Interesting update, mystery solved. It turns out there is a light sealant applied to the throttle plate at the factory and when I cleaned it I removed that sealant. I had wondered why that some of the black scum around the perimeter of the plate was so stubborn to be removed. Now I know, doh! Learned something.
I happend to take some photos back when I was cleaning and you can see some of the sealant.
Two photos attached before and after. The sealant is the black scum on the throttle plate.
I learned this by emailing my TB boring guy George from MaxBore.com (who is fantastic). Sending it off to him to check it out and re-seal properly. The product is called Molykote 321 Dry Film Lubricant and is a teflon spray and is a rather expensive spray can.
Final update, problem solved I can now acheive any idle I’d like (within reason) without ever changing the throttle stop screw. I figure this may help someone else and since I can’t answer any of the hard tuning questions yet I’ll leave this contributuon.
I ended up fixing it myself, MaxBore suggested that would be more sensible and directed me to buy CRC 3084 Dry Moly Lube grey color because the other product is no longer available (In California at least). Same stuff different brand and less expensive. Grey color is important, you want it to be opaque and you want to be able to see where it is. I don’t think there are other colors available anyway.
The procedure is paint it around the perimiter of the throttle plate with the plate closed. First clean all the surfafes involved with acetone. Next spray the coating into a plastic cup, use a 1/8” paint brush, dip in the cup and paint it on (do not spray it directly on, use the brush). Paint just the perimiter only and only on the manidold side of the throttle plate (though you could do either, in my case this made more sense since the tiny evap holes would have been painted over on the other side), takes 15 minutes to cure. Do a second layer to build it up some (it’s very thin). After cured shine a light through the throttle body and see if you missed any spots. If you did re-apply there. Next crack open the throttle plate, this will break the seal you just made somewhat. Shine the light again, see how much light comes through now and evaluate if you want to try and make it any better. You can only get it so good and I reckon it will change some over time anyway. When you paint it you will end up with some of the stuff on the aluminum bore and on the throttle plate since you are painting that seam. I also painted the seam where the plate slips through the cross bar in there, don’t known if needed, seemd like a reasonable idea. Theoretically I think you could scrape off the excess on the bore and the plate (with something non-marring) but if you did a good job painting it’s good enough. Technically the important goop that should not be scraped off is in the tiny gap between the plate and the bore and it ran in there when it was wet and filled it in. When wet it’s very runny though it did not run through to the other side. From the factory they did not scrape any of the excess off so lesving it there gets you that factory look at least.

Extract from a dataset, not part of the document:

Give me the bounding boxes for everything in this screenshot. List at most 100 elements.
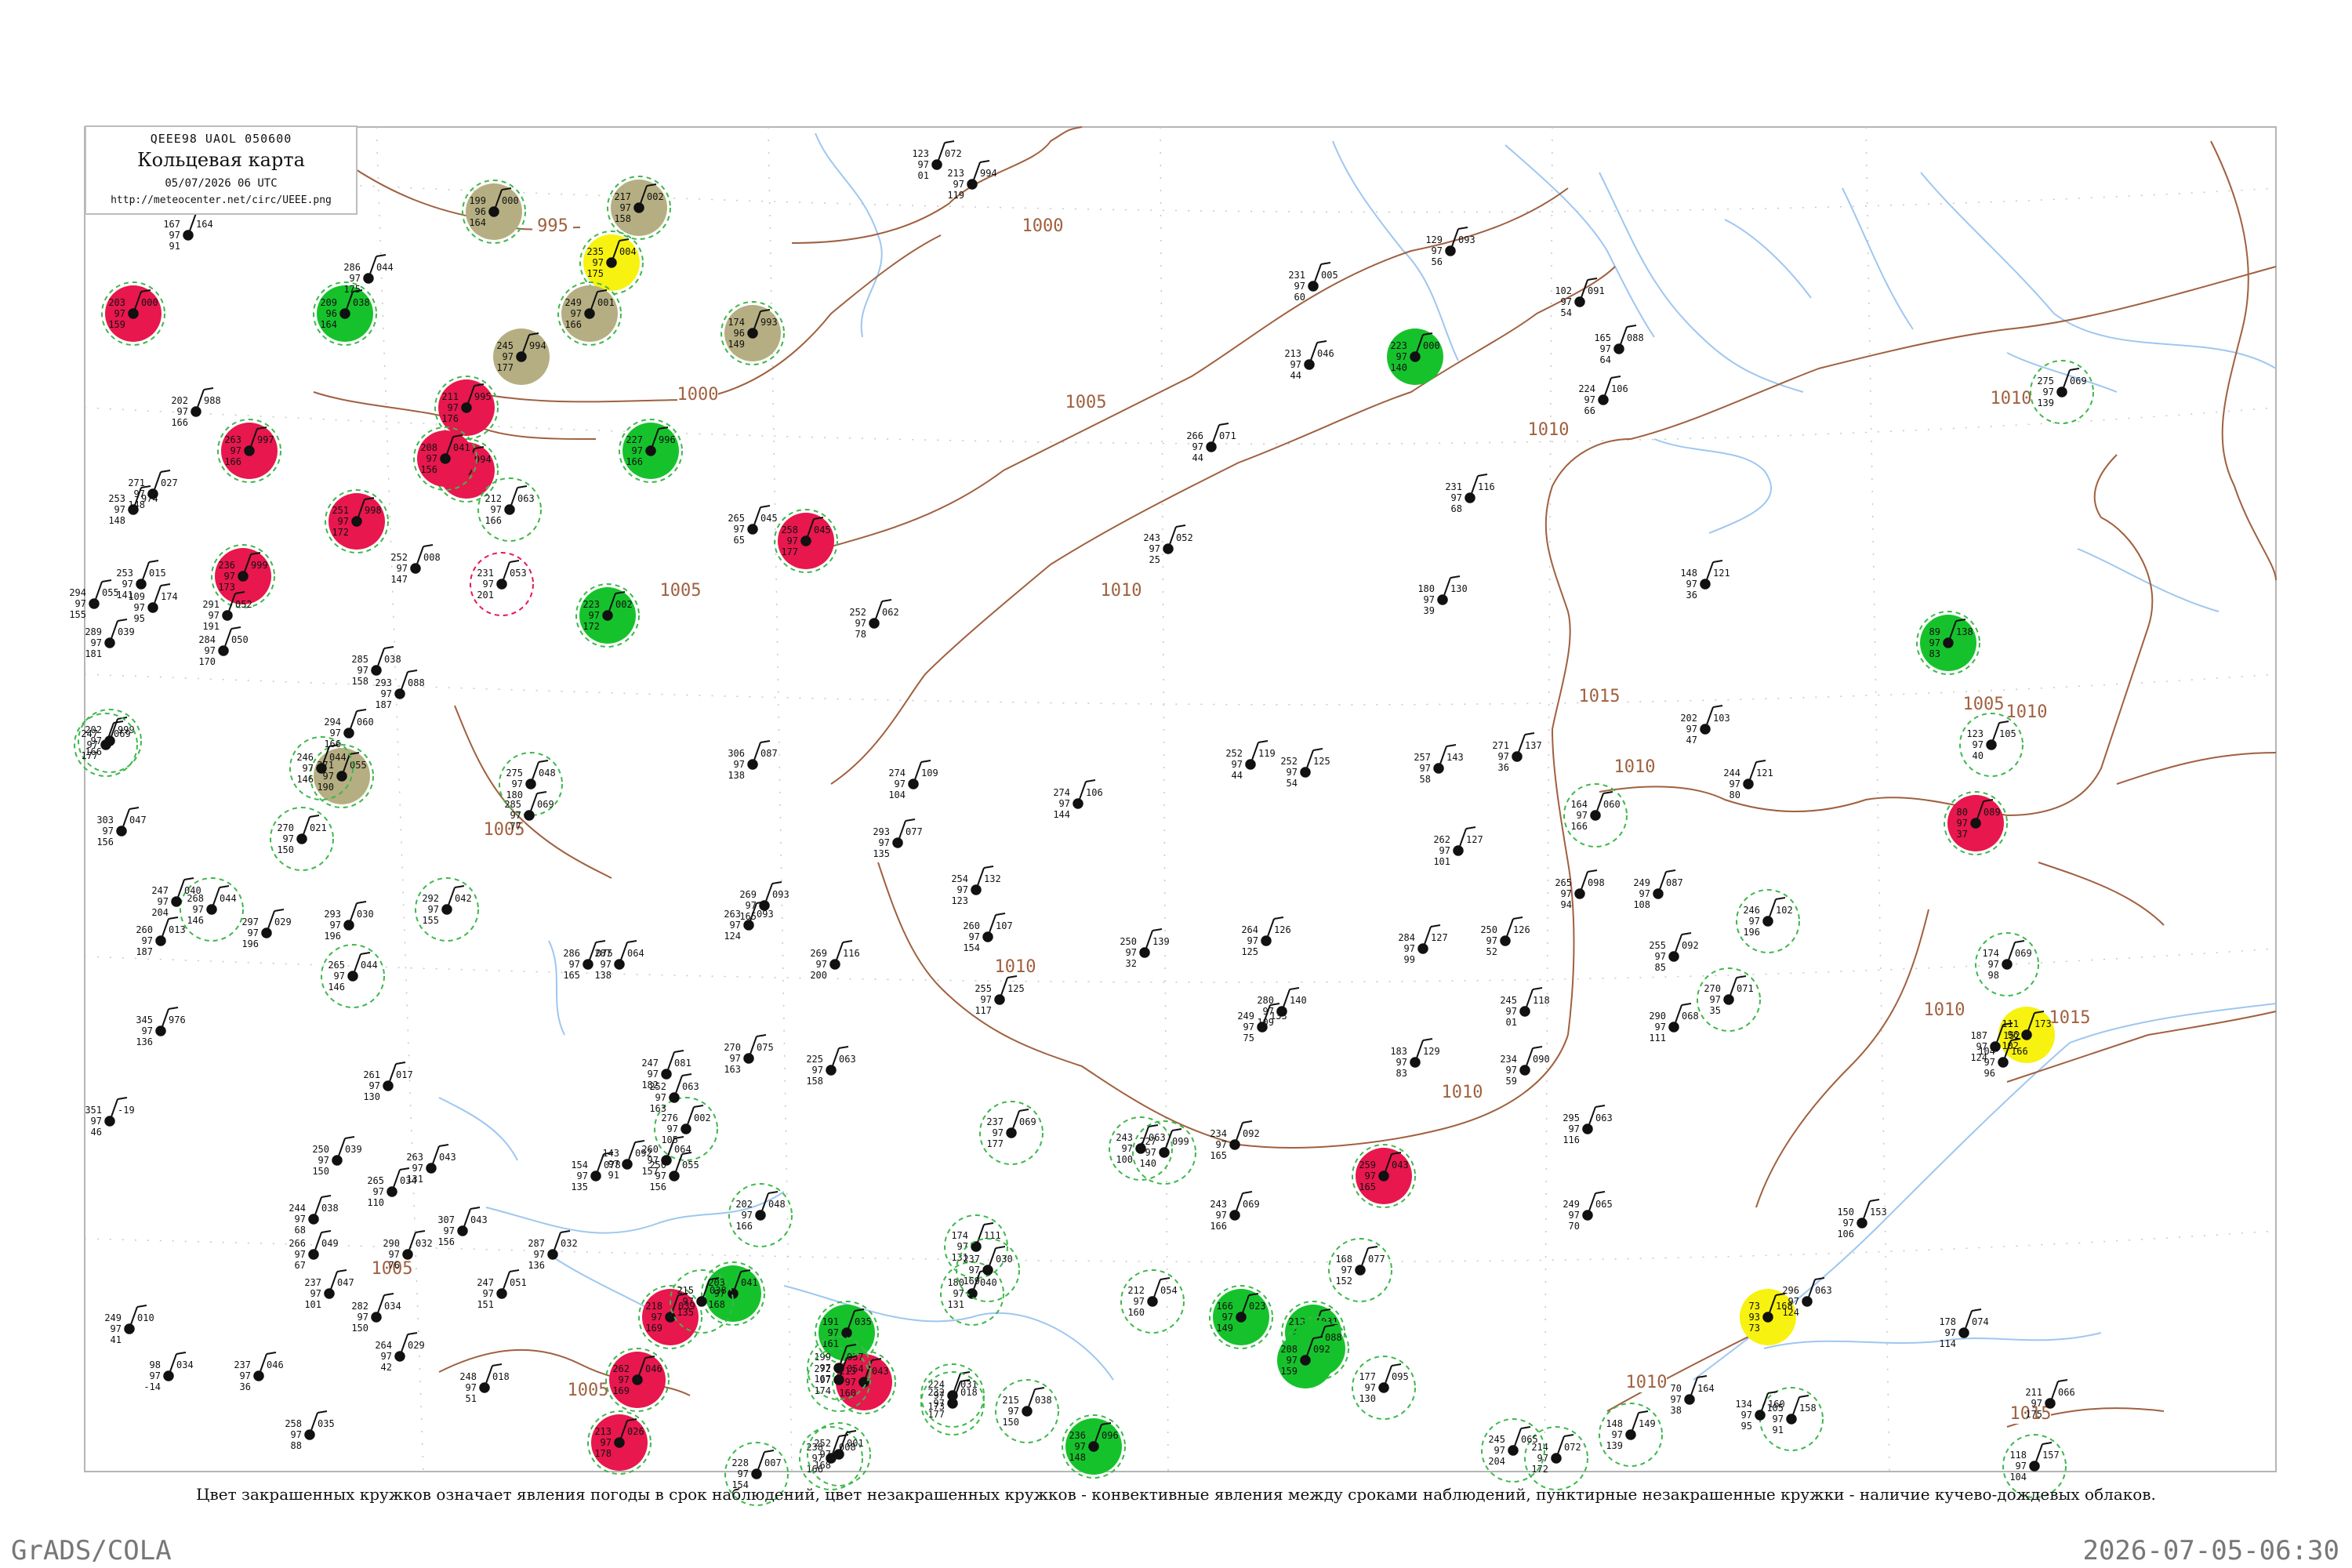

Attached are a photo showing how much light shined through before and after. Quite a bit shined through all around the plate before. After there were a few tiny spots but you can’t even see them in the picture. There is also a brighter picture to see what it looks like painted up.
Alternatively if you don’t want to use the coating you could send it to someone like MaxBore and they can machine a more precise throttle plate for you. It turns out the factory plates are die cut and not super precise and that’s why they have the coating. This also reduces the change of the plate sticking. I figured if the coating was good enough for Honda then it was good enough for me.